Au contraire, le discours doit plutôt démontrer et convaincre les Français, quelles que soient leurs convictions spirituelles, que la République est la garante de la sécurité et de la liberté de conscience des musulmans. En insistant sur cette liberté de conscience, le discours évite l’écueil de la connotation restrictive qui s’attache désormais à la laïcité, en France comme à l’étranger3. Plus encore, elle doit

permettre au nombre croissant de musulmans qui choisissent de s’éloigner de l’islam par dépit4, de se

rassurer sur le fait que la République leur garantie une pratique modérée et pacifique.

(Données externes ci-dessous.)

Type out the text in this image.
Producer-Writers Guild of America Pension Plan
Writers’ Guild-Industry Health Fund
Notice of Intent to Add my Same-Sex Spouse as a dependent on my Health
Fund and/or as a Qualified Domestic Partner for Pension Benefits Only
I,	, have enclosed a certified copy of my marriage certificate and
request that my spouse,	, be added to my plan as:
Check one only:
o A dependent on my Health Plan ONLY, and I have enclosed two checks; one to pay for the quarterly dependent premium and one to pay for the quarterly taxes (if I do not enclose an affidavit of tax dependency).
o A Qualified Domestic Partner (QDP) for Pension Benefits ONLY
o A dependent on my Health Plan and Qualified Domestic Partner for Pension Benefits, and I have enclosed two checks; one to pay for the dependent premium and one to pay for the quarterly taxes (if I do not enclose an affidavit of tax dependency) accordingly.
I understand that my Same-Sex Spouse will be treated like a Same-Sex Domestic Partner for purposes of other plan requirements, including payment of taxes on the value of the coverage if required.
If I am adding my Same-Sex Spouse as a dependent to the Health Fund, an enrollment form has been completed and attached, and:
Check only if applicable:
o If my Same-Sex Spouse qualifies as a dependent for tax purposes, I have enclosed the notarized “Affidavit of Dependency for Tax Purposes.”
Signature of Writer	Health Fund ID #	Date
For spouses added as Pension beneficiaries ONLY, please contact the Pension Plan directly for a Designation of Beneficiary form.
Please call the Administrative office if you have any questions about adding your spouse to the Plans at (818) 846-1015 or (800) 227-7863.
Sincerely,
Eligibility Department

Outre la lecture ouverte de la laïcité qu’un tel discours suppose, il implique de reconnaitre la protection des musulmans auquel l’Etat se doit, comme un enjeu national. Il s’agit donc de les considérer en tant que citoyens avant de les envisager en tant que musulmans. De ce point de vue, la cité-Etat pluriculturelle de Singapour nous offre un exemple intéressant. « Dès la mise en place de ses programmes de

“déradicalisation“ et de lutte contre la radicalisation islamiste, le gouvernement singapourien a présenté l’extrémisme violent comme un problème national, et non comme une menace émanant d’une communauté spécifique. […] Ainsi, un lien de confiance s’est plus facilement tissé entre le gouvernement et la minorité musulmane du pays, qui s’est mobilisée au même titre que les autres communautés sans pour autant se sentir ciblée ou perçue comme étant la source de l’extrémisme islamiste »5.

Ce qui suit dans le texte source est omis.